L'enjeu de la campagne d'entre-deux tours pour les deux finalistes est notamment de capter l'électorat de Jean-Luc Mélenchon, le dirigeant de La France Insoumise (LFI), dont la candidature sous la bannière de l'"Union populaire" a recueilli près de 22% des suffrages exprimés.

Pour rassurer cet électorat, et plus largement des Français inquiets pour leur pouvoir d'achat et leurs conditions de vie, auxquels il s'est confronté lundi dans les Hauts-de-France et mardi dans l'Est dans des villes qui ont voté majoritairement pour ses adversaires, Emmanuel Macron s'est dit prêt à amender ce qui a été vu comme la principale proposition de son programme: la réforme des retraites.

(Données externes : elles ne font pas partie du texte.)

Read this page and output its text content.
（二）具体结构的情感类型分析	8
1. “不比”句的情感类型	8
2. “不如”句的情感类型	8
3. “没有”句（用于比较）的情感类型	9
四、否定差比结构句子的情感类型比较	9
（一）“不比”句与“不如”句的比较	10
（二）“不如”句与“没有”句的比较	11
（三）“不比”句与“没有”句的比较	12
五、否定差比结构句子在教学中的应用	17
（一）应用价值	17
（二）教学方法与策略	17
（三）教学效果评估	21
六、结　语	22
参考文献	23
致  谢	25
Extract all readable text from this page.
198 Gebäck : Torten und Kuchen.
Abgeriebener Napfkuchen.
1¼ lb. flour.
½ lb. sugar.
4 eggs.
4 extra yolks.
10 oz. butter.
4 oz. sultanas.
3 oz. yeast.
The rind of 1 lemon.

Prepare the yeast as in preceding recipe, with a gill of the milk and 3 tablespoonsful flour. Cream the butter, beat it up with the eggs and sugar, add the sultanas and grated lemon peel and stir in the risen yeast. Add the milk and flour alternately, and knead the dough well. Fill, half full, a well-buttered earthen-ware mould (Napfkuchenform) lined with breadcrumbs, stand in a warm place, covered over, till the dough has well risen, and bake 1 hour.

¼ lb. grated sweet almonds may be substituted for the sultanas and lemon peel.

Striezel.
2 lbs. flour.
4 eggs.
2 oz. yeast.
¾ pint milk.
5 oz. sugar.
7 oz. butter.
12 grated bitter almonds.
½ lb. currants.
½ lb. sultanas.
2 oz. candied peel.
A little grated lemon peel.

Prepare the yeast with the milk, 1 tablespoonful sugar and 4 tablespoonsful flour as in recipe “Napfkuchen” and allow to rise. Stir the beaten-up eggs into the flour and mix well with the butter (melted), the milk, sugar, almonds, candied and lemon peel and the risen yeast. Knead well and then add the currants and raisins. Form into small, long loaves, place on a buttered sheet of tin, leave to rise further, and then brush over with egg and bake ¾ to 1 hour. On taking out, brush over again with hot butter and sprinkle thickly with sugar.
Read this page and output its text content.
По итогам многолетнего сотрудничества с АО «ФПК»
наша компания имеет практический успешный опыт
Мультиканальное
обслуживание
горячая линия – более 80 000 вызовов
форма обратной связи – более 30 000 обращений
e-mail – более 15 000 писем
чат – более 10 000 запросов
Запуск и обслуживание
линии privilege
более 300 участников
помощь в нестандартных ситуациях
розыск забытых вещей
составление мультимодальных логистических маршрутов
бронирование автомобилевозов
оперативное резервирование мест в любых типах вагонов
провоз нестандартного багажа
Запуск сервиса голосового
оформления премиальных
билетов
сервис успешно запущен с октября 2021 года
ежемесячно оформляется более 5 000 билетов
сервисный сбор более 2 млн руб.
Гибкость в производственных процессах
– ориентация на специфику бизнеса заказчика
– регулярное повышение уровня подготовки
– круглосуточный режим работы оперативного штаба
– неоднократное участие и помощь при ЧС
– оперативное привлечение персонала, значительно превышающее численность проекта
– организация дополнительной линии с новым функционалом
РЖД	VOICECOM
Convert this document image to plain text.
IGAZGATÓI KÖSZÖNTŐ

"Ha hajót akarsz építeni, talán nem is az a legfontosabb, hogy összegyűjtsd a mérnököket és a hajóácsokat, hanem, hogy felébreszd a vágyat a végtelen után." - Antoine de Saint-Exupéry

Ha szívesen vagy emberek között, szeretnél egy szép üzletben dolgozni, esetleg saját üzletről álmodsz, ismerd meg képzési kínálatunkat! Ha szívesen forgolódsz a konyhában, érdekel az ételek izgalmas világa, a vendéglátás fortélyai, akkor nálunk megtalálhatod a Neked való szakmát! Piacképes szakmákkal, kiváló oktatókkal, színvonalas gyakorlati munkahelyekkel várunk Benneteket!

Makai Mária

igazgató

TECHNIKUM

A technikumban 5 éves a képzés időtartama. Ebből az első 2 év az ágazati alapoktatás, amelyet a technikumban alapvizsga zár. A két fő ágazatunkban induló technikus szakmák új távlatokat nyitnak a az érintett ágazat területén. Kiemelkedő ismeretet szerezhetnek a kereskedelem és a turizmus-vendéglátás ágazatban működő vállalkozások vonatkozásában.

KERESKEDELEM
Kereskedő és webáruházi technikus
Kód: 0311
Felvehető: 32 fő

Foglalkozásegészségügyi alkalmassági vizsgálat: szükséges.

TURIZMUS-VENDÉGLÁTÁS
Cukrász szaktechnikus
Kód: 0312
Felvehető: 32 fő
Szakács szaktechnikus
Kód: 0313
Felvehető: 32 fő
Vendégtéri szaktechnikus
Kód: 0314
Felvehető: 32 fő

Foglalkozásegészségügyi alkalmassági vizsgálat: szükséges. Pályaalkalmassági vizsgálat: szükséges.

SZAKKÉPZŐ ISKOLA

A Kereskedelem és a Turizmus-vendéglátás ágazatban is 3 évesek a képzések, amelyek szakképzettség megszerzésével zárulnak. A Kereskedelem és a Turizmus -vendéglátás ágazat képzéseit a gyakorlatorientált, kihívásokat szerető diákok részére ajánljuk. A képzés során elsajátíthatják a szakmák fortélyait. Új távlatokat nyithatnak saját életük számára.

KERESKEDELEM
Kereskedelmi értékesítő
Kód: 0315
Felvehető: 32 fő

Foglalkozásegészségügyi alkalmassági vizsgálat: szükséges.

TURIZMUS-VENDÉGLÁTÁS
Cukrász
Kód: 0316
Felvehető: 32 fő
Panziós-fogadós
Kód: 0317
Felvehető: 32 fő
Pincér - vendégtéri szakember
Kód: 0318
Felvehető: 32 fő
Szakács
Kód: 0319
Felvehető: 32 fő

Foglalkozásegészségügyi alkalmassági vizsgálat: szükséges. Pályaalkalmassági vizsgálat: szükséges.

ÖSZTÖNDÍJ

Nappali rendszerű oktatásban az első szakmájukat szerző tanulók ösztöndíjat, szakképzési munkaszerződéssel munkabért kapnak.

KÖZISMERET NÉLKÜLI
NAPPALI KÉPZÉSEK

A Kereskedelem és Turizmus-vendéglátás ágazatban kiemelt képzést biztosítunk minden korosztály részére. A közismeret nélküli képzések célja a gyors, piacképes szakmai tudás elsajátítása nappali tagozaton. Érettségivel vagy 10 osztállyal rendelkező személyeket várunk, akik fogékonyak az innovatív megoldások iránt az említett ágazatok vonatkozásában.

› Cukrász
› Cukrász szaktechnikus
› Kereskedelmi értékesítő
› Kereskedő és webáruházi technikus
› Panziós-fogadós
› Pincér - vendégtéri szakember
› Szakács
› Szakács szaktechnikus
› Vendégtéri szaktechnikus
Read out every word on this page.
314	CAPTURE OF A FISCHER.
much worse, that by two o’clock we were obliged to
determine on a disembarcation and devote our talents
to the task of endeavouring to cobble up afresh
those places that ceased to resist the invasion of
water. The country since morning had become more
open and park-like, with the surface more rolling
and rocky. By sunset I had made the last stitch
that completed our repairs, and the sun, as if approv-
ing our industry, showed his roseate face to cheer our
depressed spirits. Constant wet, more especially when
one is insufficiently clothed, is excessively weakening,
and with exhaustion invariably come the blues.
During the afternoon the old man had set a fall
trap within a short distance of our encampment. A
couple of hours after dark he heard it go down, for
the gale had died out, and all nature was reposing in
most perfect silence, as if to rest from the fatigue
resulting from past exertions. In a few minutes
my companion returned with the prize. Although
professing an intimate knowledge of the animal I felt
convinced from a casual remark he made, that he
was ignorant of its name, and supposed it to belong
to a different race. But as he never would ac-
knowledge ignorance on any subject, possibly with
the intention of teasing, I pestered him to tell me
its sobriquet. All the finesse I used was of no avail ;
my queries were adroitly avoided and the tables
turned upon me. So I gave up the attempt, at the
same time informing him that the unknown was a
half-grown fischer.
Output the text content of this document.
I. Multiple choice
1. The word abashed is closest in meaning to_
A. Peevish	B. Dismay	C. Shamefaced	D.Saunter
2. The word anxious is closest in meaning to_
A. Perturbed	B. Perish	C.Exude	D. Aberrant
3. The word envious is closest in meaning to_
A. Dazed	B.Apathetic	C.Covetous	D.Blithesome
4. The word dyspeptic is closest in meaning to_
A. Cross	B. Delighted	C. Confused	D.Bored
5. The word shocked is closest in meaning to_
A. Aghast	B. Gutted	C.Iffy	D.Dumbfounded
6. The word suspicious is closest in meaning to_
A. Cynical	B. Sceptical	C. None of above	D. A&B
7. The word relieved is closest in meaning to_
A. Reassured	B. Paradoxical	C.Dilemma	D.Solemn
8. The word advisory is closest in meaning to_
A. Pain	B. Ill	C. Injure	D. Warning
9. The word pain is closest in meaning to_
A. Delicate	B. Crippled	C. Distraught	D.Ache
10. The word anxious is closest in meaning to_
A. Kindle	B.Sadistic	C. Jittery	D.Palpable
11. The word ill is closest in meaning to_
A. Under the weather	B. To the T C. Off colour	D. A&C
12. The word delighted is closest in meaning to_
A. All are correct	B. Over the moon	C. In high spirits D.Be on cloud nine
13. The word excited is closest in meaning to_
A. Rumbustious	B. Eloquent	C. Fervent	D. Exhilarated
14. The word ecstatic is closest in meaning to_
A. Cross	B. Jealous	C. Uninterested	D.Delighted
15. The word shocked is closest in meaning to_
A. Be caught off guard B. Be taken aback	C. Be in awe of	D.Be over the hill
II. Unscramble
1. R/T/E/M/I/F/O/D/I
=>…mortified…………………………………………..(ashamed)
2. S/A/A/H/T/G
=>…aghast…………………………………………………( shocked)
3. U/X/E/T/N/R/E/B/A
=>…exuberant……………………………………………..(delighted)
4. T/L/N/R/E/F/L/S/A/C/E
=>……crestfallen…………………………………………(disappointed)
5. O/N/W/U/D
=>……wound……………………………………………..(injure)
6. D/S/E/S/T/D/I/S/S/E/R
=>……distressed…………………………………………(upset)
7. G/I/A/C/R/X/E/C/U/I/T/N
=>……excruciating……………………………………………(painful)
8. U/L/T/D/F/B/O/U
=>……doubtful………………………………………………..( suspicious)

Dans une interview accordée lundi à BFM TV, le président sortant a assuré que le recul de l'âge du départ à la retraite de 62 à 65 ans - auquel les deux-tiers des Français se disent opposés, selon un sondage Elabe réalisé le mois dernier - n'était "pas un dogme", qu'il consulterait largement sur le sujet et qu'il amenderait son projet s'il suscite "trop d'angoisse".

"Mon projet reste mon projet, je ne vais pas vous dire ici que je change d'avis du jour au lendemain, par contre je suis ouvert à la discussion", a précisé Emmanuel Macron mardi en marge d'un déplacement consacré à l'hôpital à Mulhouse (Haut-Rhin).

"SORTIR DES RÉFLEXES PARTISANS"

Alors que certains de ses adversaires politiques évoquent une "reculade" qui pourrait indisposer certains de ses électeurs du premier tour, venus de la droite, l'entourage d'Emmanuel Macron a assuré mardi que cela démontrait simplement que leur candidat était "à l'écoute des Français".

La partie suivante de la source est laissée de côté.